Versailles : un enfant trans assigné au dortoir des filles, la justice tranche sur le sexe, pas le genre

La Cour administrative d’appel de Versailles a confirmé, le 24 juin dernier, la décision de la commune de Puteaux (Hauts-de-Seine) d’héberger un enfant transgenre, Léo, dans un dortoir réservé aux filles, au nom du respect de la non-mixité imposée par la loi. Une affaire qui ravive le débat sur les droits des mineurs trans dans les structures collectives et sur l’adaptation du droit français à leurs réalités.

Né en 2010 de sexe féminin, Léo, suivi médicalement dans une consultation spécialisée à Paris, avait obtenu en avril 2022 la modification de son prénom à l’état civil. Lors de son inscription à un séjour de vacances organisé en 2023, la ville avait toutefois décidé de l’héberger dans le dortoir des filles, invoquant les règles de séparation entre filles et garçons.

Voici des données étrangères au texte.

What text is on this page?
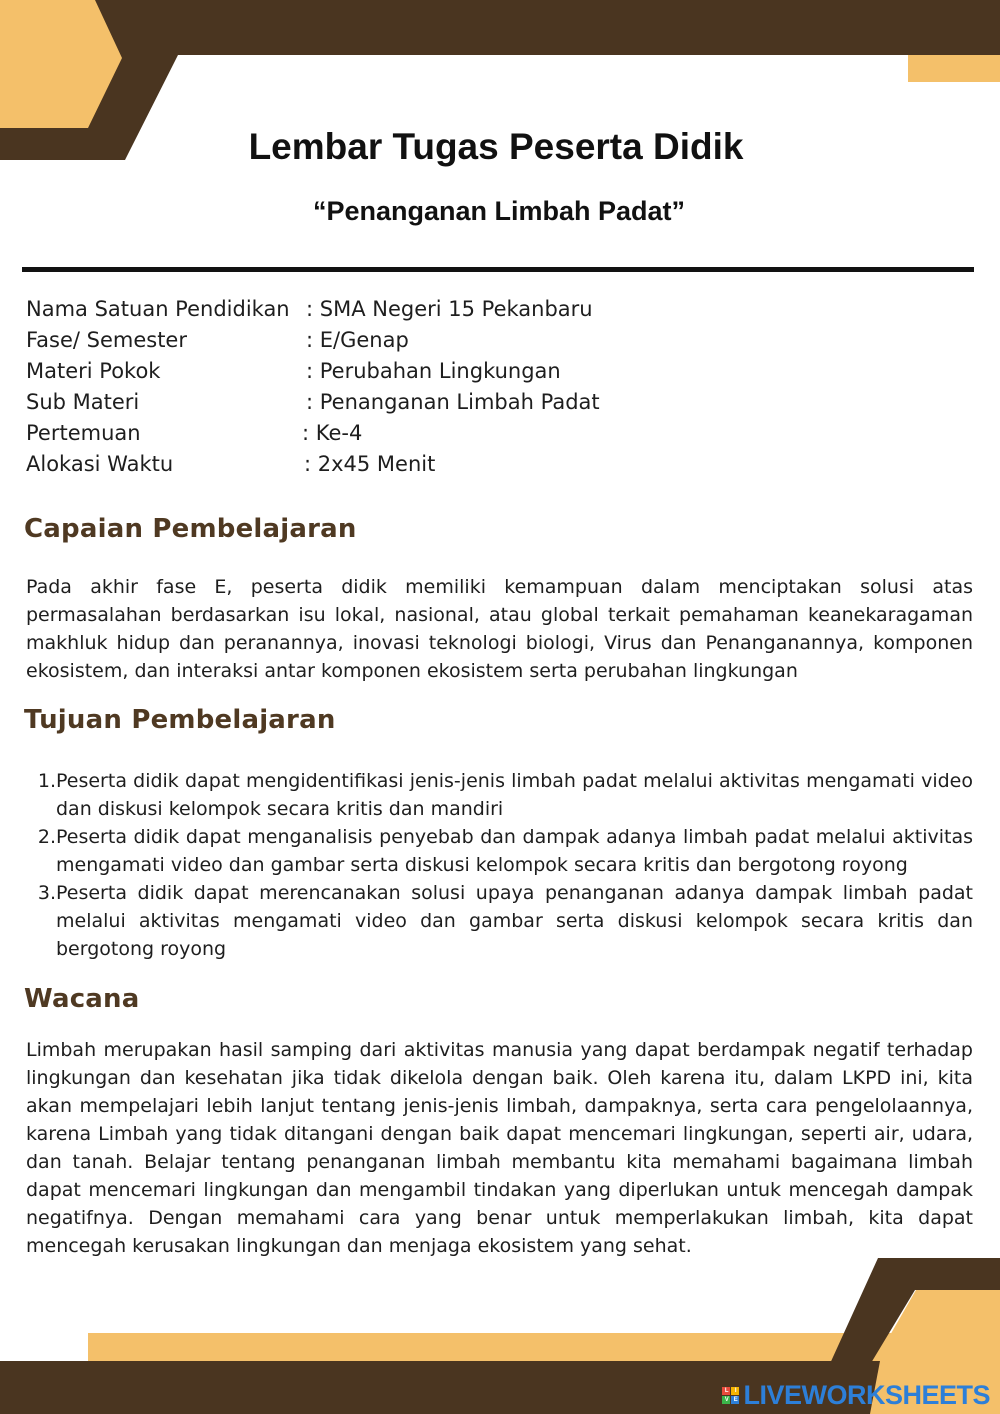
Lembar Tugas Peserta Didik
“Penanganan Limbah Padat”
Nama Satuan Pendidikan : SMA Negeri 15 Pekanbaru
Fase/ Semester	: E/Genap
Materi Pokok	: Perubahan Lingkungan
Sub Materi	: Penanganan Limbah Padat
Pertemuan	: Ke-4
Alokasi Waktu	: 2x45 Menit
Capaian Pembelajaran
Pada akhir fase E, peserta didik memiliki kemampuan dalam menciptakan solusi atas permasalahan berdasarkan isu lokal, nasional, atau global terkait pemahaman keanekaragaman makhluk hidup dan peranannya, inovasi teknologi biologi, Virus dan Penanganannya, komponen ekosistem, dan interaksi antar komponen ekosistem serta perubahan lingkungan
Tujuan Pembelajaran
1. Peserta didik dapat mengidentifikasi jenis-jenis limbah padat melalui aktivitas mengamati video dan diskusi kelompok secara kritis dan mandiri
2. Peserta didik dapat menganalisis penyebab dan dampak adanya limbah padat melalui aktivitas mengamati video dan gambar serta diskusi kelompok secara kritis dan bergotong royong
3. Peserta didik dapat merencanakan solusi upaya penanganan adanya dampak limbah padat melalui aktivitas mengamati video dan gambar serta diskusi kelompok secara kritis dan bergotong royong
Wacana
Limbah merupakan hasil samping dari aktivitas manusia yang dapat berdampak negatif terhadap lingkungan dan kesehatan jika tidak dikelola dengan baik. Oleh karena itu, dalam LKPD ini, kita akan mempelajari lebih lanjut tentang jenis-jenis limbah, dampaknya, serta cara pengelolaannya, karena Limbah yang tidak ditangani dengan baik dapat mencemari lingkungan, seperti air, udara, dan tanah. Belajar tentang penanganan limbah membantu kita memahami bagaimana limbah dapat mencemari lingkungan dan mengambil tindakan yang diperlukan untuk mencegah dampak negatifnya. Dengan memahami cara yang benar untuk memperlakukan limbah, kita dapat mencegah kerusakan lingkungan dan menjaga ekosistem yang sehat.
L	I
V E LIVEWORKSHEETS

Sa mère a contesté cette décision, estimant qu’elle portait atteinte à l’identité de genre de son fils, désormais connu sous un prénom masculin et engagé dans une transition. Elle s’appuyait notamment sur l’article R. 227-6 du Code de l’action sociale et des familles, qui impose la séparation des enfants de plus de six ans selon leur sexe dans les hébergements collectifs. Selon elle, cette distinction devait s’apprécier au regard du genre ressenti, et non seulement du sexe inscrit à l’état civil.

Dans son arrêt (n° 24VE02253), la cour a toutefois écarté cette interprétation. Les juges ont considéré que la règle visait le sexe légal, et non l’identité de genre. Ils relèvent qu’« il ressort des pièces du dossier, et notamment de son certificat de naissance ainsi que de sa carte nationale d’identité, que l’enfant de la requérante était de sexe féminin, quand bien même son prénom d’origine avait été remplacé ».

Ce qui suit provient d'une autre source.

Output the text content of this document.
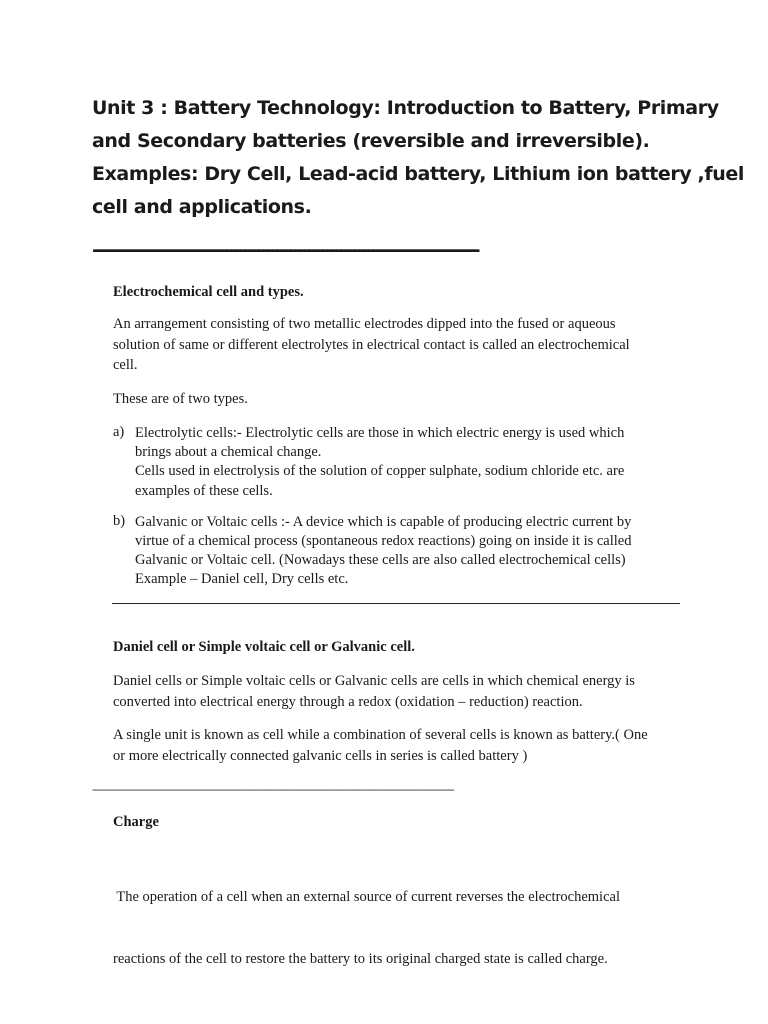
Unit 3 : Battery Technology: Introduction to Battery, Primary
and Secondary batteries (reversible and irreversible).
Examples: Dry Cell, Lead-acid battery, Lithium ion battery ,fuel
cell and applications.
------------------------------------------------------------------------------------
Electrochemical cell and types.
An arrangement consisting of two metallic electrodes dipped into the fused or aqueous
solution of same or different electrolytes in electrical contact is called an electrochemical
cell.
These are of two types.
a) Electrolytic cells:- Electrolytic cells are those in which electric energy is used which
brings about a chemical change.
Cells used in electrolysis of the solution of copper sulphate, sodium chloride etc. are
examples of these cells.
b) Galvanic or Voltaic cells :- A device which is capable of producing electric current by
virtue of a chemical process (spontaneous redox reactions) going on inside it is called
Galvanic or Voltaic cell. (Nowadays these cells are also called electrochemical cells)
Example – Daniel cell, Dry cells etc.
Daniel cell or Simple voltaic cell or Galvanic cell.
Daniel cells or Simple voltaic cells or Galvanic cells are cells in which chemical energy is
converted into electrical energy through a redox (oxidation – reduction) reaction.
A single unit is known as cell while a combination of several cells is known as battery.( One
or more electrically connected galvanic cells in series is called battery )
----------------------------------------------------------------------------------------------------------------------------
Charge

The operation of a cell when an external source of current reverses the electrochemical

reactions of the cell to restore the battery to its original charged state is called charge.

Cependant, la juridiction a également examiné la situation au regard de l’article 8 de la Convention européenne des droits de l’homme, qui garantit le respect de la vie privée et familiale. Elle rappelle que la Cour européenne des droits de l’homme (CEDH, 11 juillet 2002, Goodwin c. Royaume-Uni) considère que le droit de chacun à définir les contours de son identité personnelle constitue un élément essentiel de la vie privée, incluant le développement personnel et la protection de l’intégrité physique et morale.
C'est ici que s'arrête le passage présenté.